Simple Plan singles chronology
| "Summer Paradise" (2012) | "I Don't Wanna Go to Bed" (2015) | "Singing in the Rain" (2016) |

Nelly singles chronology
| "The Fix" (2015) | "I Don't Wanna Go to Bed" (2015) | "Die a Happy Man" (2016) |

= I Don't Wanna Go to Bed =

"I Don't Wanna Go to Bed" is a song by Canadian rock band Simple Plan featuring American rapper Nelly. The song serves as the lead single for fifth studio album Taking One for the Team and was released to digital retailers on October 15, 2015 through Atlantic Records and WEA International. The song takes a more funk-styled approach compared to most of Simple Plan's previous work.

==Composition==
"I Don't Wanna Go to Bed" is a pop rock and funk song written in the key of D minor.
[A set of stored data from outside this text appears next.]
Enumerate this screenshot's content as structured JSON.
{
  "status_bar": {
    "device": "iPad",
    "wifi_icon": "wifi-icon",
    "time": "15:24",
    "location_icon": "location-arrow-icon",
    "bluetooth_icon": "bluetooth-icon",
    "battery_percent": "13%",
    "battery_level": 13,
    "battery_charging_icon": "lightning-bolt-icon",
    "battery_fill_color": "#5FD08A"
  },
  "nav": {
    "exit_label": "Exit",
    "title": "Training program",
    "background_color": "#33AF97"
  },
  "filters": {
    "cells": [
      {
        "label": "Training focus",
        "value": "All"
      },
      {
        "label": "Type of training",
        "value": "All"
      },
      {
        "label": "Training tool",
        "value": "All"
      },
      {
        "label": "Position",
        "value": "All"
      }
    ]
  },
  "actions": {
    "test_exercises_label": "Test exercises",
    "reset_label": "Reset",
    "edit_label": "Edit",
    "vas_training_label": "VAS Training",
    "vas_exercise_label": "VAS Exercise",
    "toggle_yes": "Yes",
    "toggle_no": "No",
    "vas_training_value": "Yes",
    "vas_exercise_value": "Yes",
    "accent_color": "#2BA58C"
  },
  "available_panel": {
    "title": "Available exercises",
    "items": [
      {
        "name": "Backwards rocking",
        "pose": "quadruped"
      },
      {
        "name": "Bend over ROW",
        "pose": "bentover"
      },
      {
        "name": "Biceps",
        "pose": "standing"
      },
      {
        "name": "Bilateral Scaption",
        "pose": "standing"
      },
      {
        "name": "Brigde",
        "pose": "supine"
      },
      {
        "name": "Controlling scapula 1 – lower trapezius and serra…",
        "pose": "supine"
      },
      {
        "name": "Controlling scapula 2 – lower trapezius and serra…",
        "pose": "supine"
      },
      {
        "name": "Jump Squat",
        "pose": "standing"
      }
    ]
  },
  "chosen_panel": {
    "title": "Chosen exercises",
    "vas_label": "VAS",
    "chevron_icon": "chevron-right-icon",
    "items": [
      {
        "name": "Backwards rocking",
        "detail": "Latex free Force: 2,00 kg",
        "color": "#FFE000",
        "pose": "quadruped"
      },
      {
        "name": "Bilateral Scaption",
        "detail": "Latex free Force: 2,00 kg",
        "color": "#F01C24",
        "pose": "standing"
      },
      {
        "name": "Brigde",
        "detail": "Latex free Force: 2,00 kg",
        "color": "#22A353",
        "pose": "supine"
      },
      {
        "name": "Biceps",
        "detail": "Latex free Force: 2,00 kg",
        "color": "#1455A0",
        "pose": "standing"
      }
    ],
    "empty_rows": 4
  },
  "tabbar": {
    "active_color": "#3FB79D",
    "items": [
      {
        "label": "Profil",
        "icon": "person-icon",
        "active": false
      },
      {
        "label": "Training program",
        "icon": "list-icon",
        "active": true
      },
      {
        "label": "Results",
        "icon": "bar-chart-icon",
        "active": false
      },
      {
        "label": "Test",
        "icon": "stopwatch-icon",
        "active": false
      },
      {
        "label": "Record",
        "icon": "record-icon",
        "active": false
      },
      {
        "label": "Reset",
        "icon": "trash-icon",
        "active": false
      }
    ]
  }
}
It features guitar riffs, horns and a beat reminiscent of "Uptown Funk" by Mark Ronson and Bruno Mars.

==Release and reception==
The song was released on October 15, 2015, with an accompanying music video released on the band's YouTube channel the same day. The song received mixed reactions from music critics: Fuse's first impressions being "confused and delighted". Collin Brennan from Consequence of Sound criticized it for being a poor imitation of "Uptown Funk", calling it "a generic pop song that's a shade too wimpy for the rock club or the nightclub".

==Chart performance==

| Chart (2015) | Peak position |
|---|---|
| Canada Hot 100 (Billboard) | 54 |
| Canada AC (Billboard) | 15 |
| Canada CHR/Top 40 (Billboard) | 17 |
| Canada Hot AC (Billboard) | 9 |
| Mexico (Billboard Ingles Airplay) | 41 |

==Certifications==

| Region | Certification | Certified units/sales |
| Canada (Music Canada) | Gold | 40,000^{‡} |
^{‡} Sales+streaming figures based on certification alone.